Política
Mulheres na mira
Enquanto Bolsonaro tenta reverter a enorme rejeição feminina, Damares Alves atua para o País retroagir nos direitos reprodutivos


Obcecado com as eleições de outubro, Jair Bolsonaro está empenhado em reconquistar o eleitorado feminino, que hoje daria vitória a Lula em primeiro turno.
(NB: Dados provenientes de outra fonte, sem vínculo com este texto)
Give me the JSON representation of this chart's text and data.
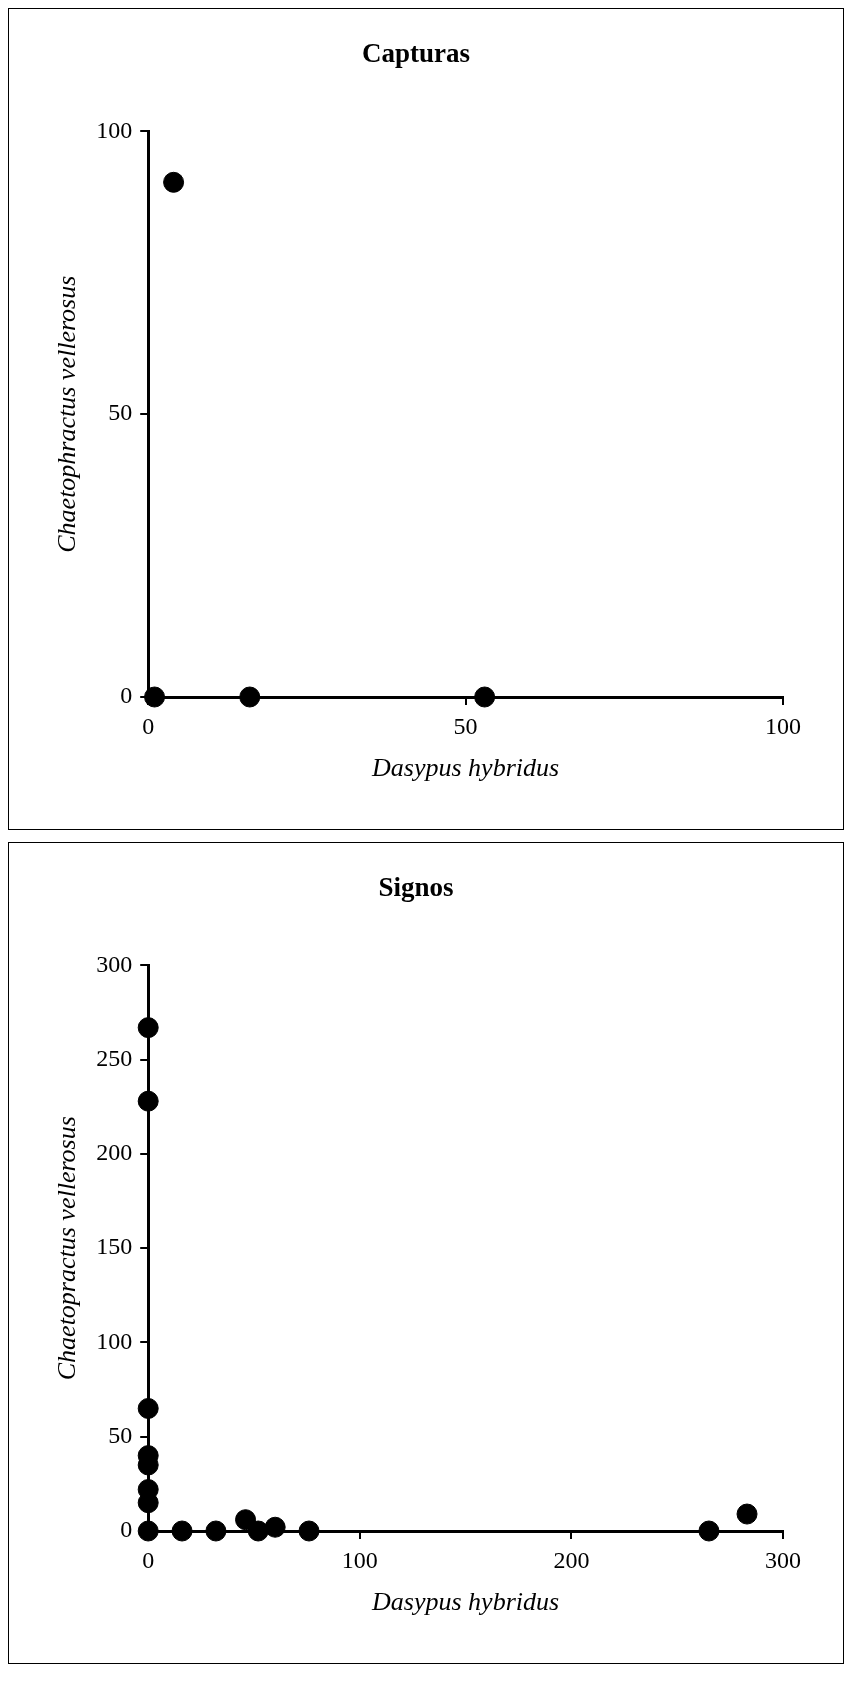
{
  "chart_data": [
    {
      "type": "scatter",
      "title": "Capturas",
      "xlabel": "Dasypus hybridus",
      "ylabel": "Chaetophractus vellerosus",
      "marker": "circle",
      "grid": false,
      "legend": false,
      "series": [
        {
          "color": "#000000",
          "x": [
            4,
            1,
            16,
            53
          ],
          "values": [
            91,
            0,
            0,
            0
          ]
        }
      ],
      "xlim": [
        0,
        100
      ],
      "xticks": [
        0,
        50,
        100
      ],
      "ylim": [
        0,
        100
      ],
      "yticks": [
        0,
        50,
        100
      ]
    },
    {
      "type": "scatter",
      "title": "Signos",
      "xlabel": "Dasypus hybridus",
      "ylabel": "Chaetopractus vellerosus",
      "marker": "circle",
      "grid": false,
      "legend": false,
      "series": [
        {
          "color": "#000000",
          "x": [
            0,
            0,
            0,
            0,
            0,
            0,
            0,
            0,
            16,
            32,
            46,
            52,
            60,
            76,
            265,
            283
          ],
          "values": [
            267,
            228,
            65,
            40,
            35,
            22,
            15,
            0,
            0,
            0,
            6,
            0,
            2,
            0,
            0,
            9
          ]
        }
      ],
      "xlim": [
        0,
        300
      ],
      "xticks": [
        0,
        100,
        200,
        300
      ],
      "ylim": [
        0,
        300
      ],
      "yticks": [
        0,
        50,
        100,
        150,
        200,
        250,
        300
      ]
    }
  ]
}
De acordo com a última rodada da pesquisa Quaest/Genial, divulgada em 8 de junho, o ex-presidente figura com 48% das intenções de voto nesse grupo, contra 24% do atual ocupante do Palácio do Planalto. É irônico pensar que o ex-capitão, machista de carteirinha, que atribui sua única filha a uma “fraquejada” e insultou numerosas vezes suas colegas na Câmara, quando ainda era um histriônico e irrelevante deputado, agora precise tanto das mulheres para salvar seus planos de reeleição.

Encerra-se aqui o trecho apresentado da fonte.